Director: James Gray
Cast: Marion Cotillard, Joaquin Phoenix, Jeremy Renner
Release Date: TBD
Why It Might Be a Must-See: Labeled "the most divisive film in last year's Cannes competition" by Indiewire's Eric Kohn, James Gray's Marion Cotillard-starring period drama "The Immigrant" was among one of the most anticipated and ultimately debated films to play at the event. Beloved by many for what Kohn described as its "classical virtues" and derided by some who found the pacing too deliberate and the protagonist too opaque, "The Immigrant" was dropped by its original distributor The Weinstein Company, only to be picked up by its RADiUS label. The 1920s set drama stars Cotillard as Ewa, a Polish woman with a mysterious past who immigrates to New York in the hope of a better life for her and her sister.

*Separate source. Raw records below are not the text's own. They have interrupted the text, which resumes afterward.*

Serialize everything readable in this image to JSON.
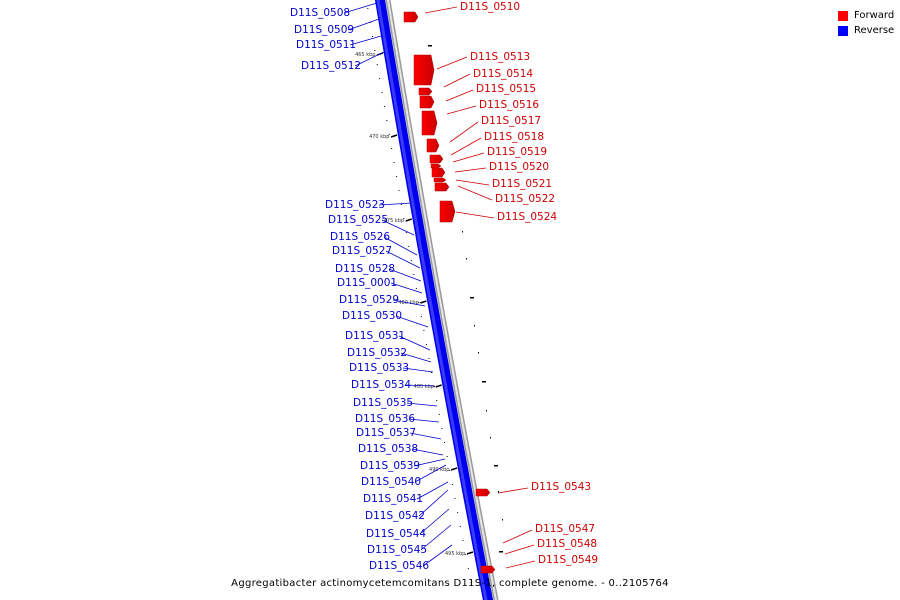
{
  "legend": {
    "forward_label": "Forward",
    "reverse_label": "Reverse",
    "forward_color": "#ff0000",
    "reverse_color": "#0000ff"
  },
  "caption": "Aggregatibacter actinomycetemcomitans D11S-1, complete genome. - 0..2105764",
  "scale_ticks": [
    {
      "label": "465 kbp"
    },
    {
      "label": "470 kbp"
    },
    {
      "label": "475 kbp"
    },
    {
      "label": "480 kbp"
    },
    {
      "label": "485 kbp"
    },
    {
      "label": "490 kbp"
    },
    {
      "label": "495 kbp"
    }
  ],
  "forward_genes": [
    {
      "name": "D11S_0510"
    },
    {
      "name": "D11S_0513"
    },
    {
      "name": "D11S_0514"
    },
    {
      "name": "D11S_0515"
    },
    {
      "name": "D11S_0516"
    },
    {
      "name": "D11S_0517"
    },
    {
      "name": "D11S_0518"
    },
    {
      "name": "D11S_0519"
    },
    {
      "name": "D11S_0520"
    },
    {
      "name": "D11S_0521"
    },
    {
      "name": "D11S_0522"
    },
    {
      "name": "D11S_0524"
    },
    {
      "name": "D11S_0543"
    },
    {
      "name": "D11S_0547"
    },
    {
      "name": "D11S_0548"
    },
    {
      "name": "D11S_0549"
    }
  ],
  "reverse_genes": [
    {
      "name": "D11S_0508"
    },
    {
      "name": "D11S_0509"
    },
    {
      "name": "D11S_0511"
    },
    {
      "name": "D11S_0512"
    },
    {
      "name": "D11S_0523"
    },
    {
      "name": "D11S_0525"
    },
    {
      "name": "D11S_0526"
    },
    {
      "name": "D11S_0527"
    },
    {
      "name": "D11S_0528"
    },
    {
      "name": "D11S_0001"
    },
    {
      "name": "D11S_0529"
    },
    {
      "name": "D11S_0530"
    },
    {
      "name": "D11S_0531"
    },
    {
      "name": "D11S_0532"
    },
    {
      "name": "D11S_0533"
    },
    {
      "name": "D11S_0534"
    },
    {
      "name": "D11S_0535"
    },
    {
      "name": "D11S_0536"
    },
    {
      "name": "D11S_0537"
    },
    {
      "name": "D11S_0538"
    },
    {
      "name": "D11S_0539"
    },
    {
      "name": "D11S_0540"
    },
    {
      "name": "D11S_0541"
    },
    {
      "name": "D11S_0542"
    },
    {
      "name": "D11S_0544"
    },
    {
      "name": "D11S_0545"
    },
    {
      "name": "D11S_0546"
    }
  ]
}
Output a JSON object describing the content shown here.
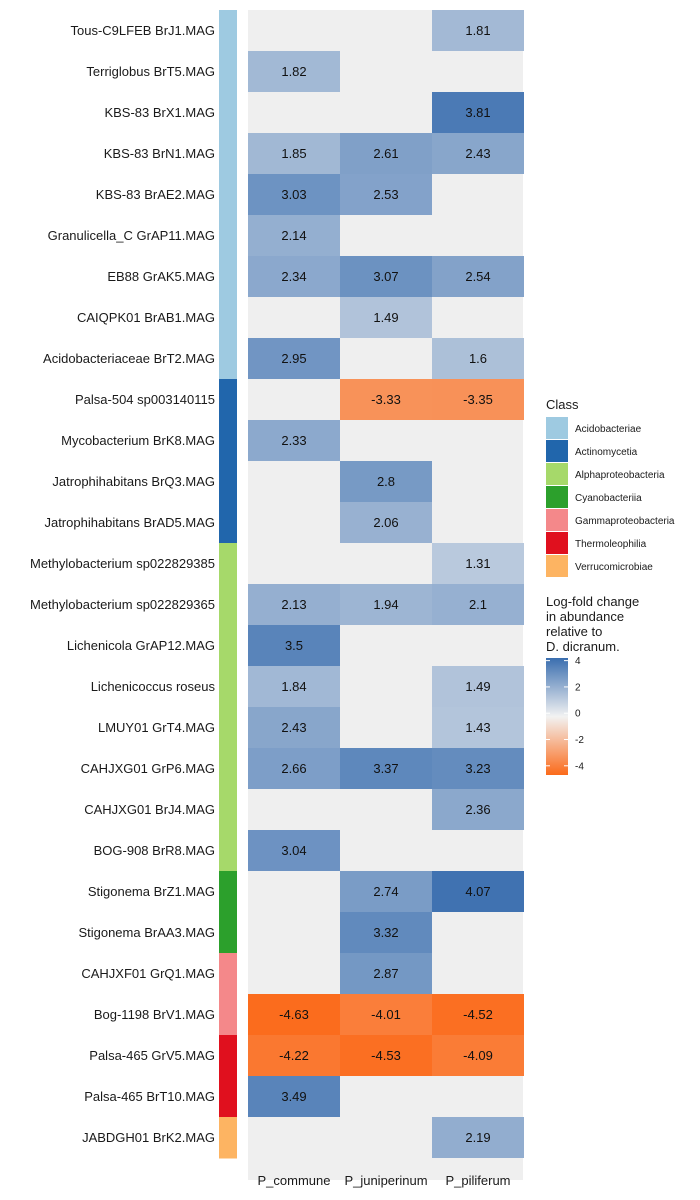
{
  "chart_data": {
    "type": "heatmap",
    "columns": [
      "P_commune",
      "P_juniperinum",
      "P_piliferum"
    ],
    "rows": [
      {
        "label": "Tous-C9LFEB BrJ1.MAG",
        "class": "Acidobacteriae",
        "values": [
          null,
          null,
          1.81
        ]
      },
      {
        "label": "Terriglobus BrT5.MAG",
        "class": "Acidobacteriae",
        "values": [
          1.82,
          null,
          null
        ]
      },
      {
        "label": "KBS-83 BrX1.MAG",
        "class": "Acidobacteriae",
        "values": [
          null,
          null,
          3.81
        ]
      },
      {
        "label": "KBS-83 BrN1.MAG",
        "class": "Acidobacteriae",
        "values": [
          1.85,
          2.61,
          2.43
        ]
      },
      {
        "label": "KBS-83 BrAE2.MAG",
        "class": "Acidobacteriae",
        "values": [
          3.03,
          2.53,
          null
        ]
      },
      {
        "label": "Granulicella_C GrAP11.MAG",
        "class": "Acidobacteriae",
        "values": [
          2.14,
          null,
          null
        ]
      },
      {
        "label": "EB88 GrAK5.MAG",
        "class": "Acidobacteriae",
        "values": [
          2.34,
          3.07,
          2.54
        ]
      },
      {
        "label": "CAIQPK01 BrAB1.MAG",
        "class": "Acidobacteriae",
        "values": [
          null,
          1.49,
          null
        ]
      },
      {
        "label": "Acidobacteriaceae BrT2.MAG",
        "class": "Acidobacteriae",
        "values": [
          2.95,
          null,
          1.6
        ]
      },
      {
        "label": "Palsa-504 sp003140115",
        "class": "Actinomycetia",
        "values": [
          null,
          -3.33,
          -3.35
        ]
      },
      {
        "label": "Mycobacterium BrK8.MAG",
        "class": "Actinomycetia",
        "values": [
          2.33,
          null,
          null
        ]
      },
      {
        "label": "Jatrophihabitans BrQ3.MAG",
        "class": "Actinomycetia",
        "values": [
          null,
          2.8,
          null
        ]
      },
      {
        "label": "Jatrophihabitans BrAD5.MAG",
        "class": "Actinomycetia",
        "values": [
          null,
          2.06,
          null
        ]
      },
      {
        "label": "Methylobacterium sp022829385",
        "class": "Alphaproteobacteria",
        "values": [
          null,
          null,
          1.31
        ]
      },
      {
        "label": "Methylobacterium sp022829365",
        "class": "Alphaproteobacteria",
        "values": [
          2.13,
          1.94,
          2.1
        ]
      },
      {
        "label": "Lichenicola GrAP12.MAG",
        "class": "Alphaproteobacteria",
        "values": [
          3.5,
          null,
          null
        ]
      },
      {
        "label": "Lichenicoccus roseus",
        "class": "Alphaproteobacteria",
        "values": [
          1.84,
          null,
          1.49
        ]
      },
      {
        "label": "LMUY01 GrT4.MAG",
        "class": "Alphaproteobacteria",
        "values": [
          2.43,
          null,
          1.43
        ]
      },
      {
        "label": "CAHJXG01 GrP6.MAG",
        "class": "Alphaproteobacteria",
        "values": [
          2.66,
          3.37,
          3.23
        ]
      },
      {
        "label": "CAHJXG01 BrJ4.MAG",
        "class": "Alphaproteobacteria",
        "values": [
          null,
          null,
          2.36
        ]
      },
      {
        "label": "BOG-908 BrR8.MAG",
        "class": "Alphaproteobacteria",
        "values": [
          3.04,
          null,
          null
        ]
      },
      {
        "label": "Stigonema BrZ1.MAG",
        "class": "Cyanobacteriia",
        "values": [
          null,
          2.74,
          4.07
        ]
      },
      {
        "label": "Stigonema BrAA3.MAG",
        "class": "Cyanobacteriia",
        "values": [
          null,
          3.32,
          null
        ]
      },
      {
        "label": "CAHJXF01 GrQ1.MAG",
        "class": "Gammaproteobacteria",
        "values": [
          null,
          2.87,
          null
        ]
      },
      {
        "label": "Bog-1198 BrV1.MAG",
        "class": "Gammaproteobacteria",
        "values": [
          -4.63,
          -4.01,
          -4.52
        ]
      },
      {
        "label": "Palsa-465 GrV5.MAG",
        "class": "Thermoleophilia",
        "values": [
          -4.22,
          -4.53,
          -4.09
        ]
      },
      {
        "label": "Palsa-465 BrT10.MAG",
        "class": "Thermoleophilia",
        "values": [
          3.49,
          null,
          null
        ]
      },
      {
        "label": "JABDGH01 BrK2.MAG",
        "class": "Verrucomicrobiae",
        "values": [
          null,
          null,
          2.19
        ]
      }
    ],
    "class_legend": {
      "title": "Class",
      "items": [
        {
          "name": "Acidobacteriae",
          "color": "#9ecae1"
        },
        {
          "name": "Actinomycetia",
          "color": "#2166ac"
        },
        {
          "name": "Alphaproteobacteria",
          "color": "#a6d96a"
        },
        {
          "name": "Cyanobacteriia",
          "color": "#2ca02c"
        },
        {
          "name": "Gammaproteobacteria",
          "color": "#f4888a"
        },
        {
          "name": "Thermoleophilia",
          "color": "#e0101e"
        },
        {
          "name": "Verrucomicrobiae",
          "color": "#fdb462"
        }
      ]
    },
    "colorbar": {
      "title": [
        "Log-fold change",
        "in abundance",
        "relative to",
        "D. dicranum."
      ],
      "range": [
        -4.7,
        4.2
      ],
      "ticks": [
        4,
        2,
        0,
        -2,
        -4
      ],
      "tick_labels": [
        "4",
        "2",
        "0",
        "-2",
        "-4"
      ],
      "colors": {
        "low": "#fb6a1a",
        "mid": "#f2f2f2",
        "high": "#3a6eaf"
      }
    },
    "na_color": "#efefef",
    "grid": false,
    "legend_position": "right"
  }
}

When her sibling is detained by authorities and confined after she shows signs of illness, Ewa meets a seedy show runner (Gray frequent collaborator Joaquin Phoenix), who takes her in and forces her into prostitution. With the money earned, Ewa hopes to free her sister and be reunited.
Director: Mike Cahill
Cast: Brit Marling, Michael Pitt, Àstrid Bergès-Frisbey, Archie Panjabi, Steven Yeun
Distributor: None as of yet
Release Date: Debuts at this month’s Sundance Film Festival
Why It Might Be a Must-See: Mike Cahill's debut feature, the sci-fi "Another Earth" won the Special Jury Prize at Sundance ’11, and "I Origins" has already received the Sundance stamp of approval. Not only will it premiere at the upcoming fest, but the film also was the first-ever recipient of the Dolby Family Sound Fellowship. Cahill wrote, directed, produced and edited the film about a molecular biologist and his lab partner who discover evidence that could have dramatic implications for society. We're expecting some stunning visuals and impressive sound design.
Director: Lynn Shelton
Cast: Keira Knightley, Chloe Moretz, Mark Webber
Distributor: Debuts at this month’s Sundance Film Festival
Why It Might Be a Must-See: A new movie from "Humpday" filmmaker Lynn Shelton is always a welcome prospect, and "Laggies" finds the director working with her highest profile cast yet as well as making her first film penned by another screenwriter -- Andrea Seigel in her screenplay debut. Keira Knightley stars as a woman who, after her boyfriend (Mark Webber) proposes, lies about going on a business trip in order to spend time with her new teenage friend (Chloë Grace Moretz). Shelton's always been good about belated coming of age stories -- it should be fun to see how the often very grown up Knightley.
Director: Roger Michell
Cast: Jim Broadbent, Lindsay Duncan, Jeff Goldblum
Distributor: Music Box Films
Release Date: March 14
Why It Might Be a Must See: Last year’s "Before Midnight" ended with its feuding lovers imagining what it might be like to grow old together. While it involves a different set of characters, Roger Michell’s "Le Week-end" may answer that question anyway, as it involves a near-geriatric British couple (Jim Broadbent and Lindsay Duncan) wandering Paris on a vacation gone awry while going for the jugular in their arguments over the proper direction for their remaining lives. Michell's tender comedy-drama — written by "My Beautiful Laundrette" scribe Hanif Kureishi — gets under your skin with darkly amusing exchanges between the couple that marry the humor with a philosophical sadness and vice versa. Also featuring a naturally hilarious appearance by Jeff Goldblum as the Broadbent character’s more successful former colleague, "Le Week-end" is both a somber existential medication and a cynical rant, yet maintains a sense of levity as its stars gradually shed their problems and rediscover the romanticism that drew them together in the first place.
Director: Steve James
Cast: Roger Ebert, Errol Morris, Werner Herzog, Martin Scorsese
Distributor: None as of yet
Release Date: Debuts at this month’s Sundance Film Festival and simultaneous live stream available to the film's Indieigogo backers
Why It Might Be a Must-See: It's the first-ever feature-length documentary on the life of Roger Ebert, which is enough of a reason for us to see it. But the fact that it's directed by Steve James ("Hoop Dreams") and features interviews with filmmakers such as Errol Morris, Werner Herzog, Ava DuVernay and Martin Scorsese (who is one o the film's executive producers), elevates the film to must-see status. No doubt, it will cover Ebert's early days at the University of Illinois to his move to Chicago where he became the first critic ever to win the Pulitzer Prize, and then to his time on television where he became a household name alongside Gene Siskel. But we're most excited to see the way the film handles Ebert's "third act," when he overcome disabilities and became an important voice on social media, not to mention his ongoing love affair with his wife, Chaz Ebert.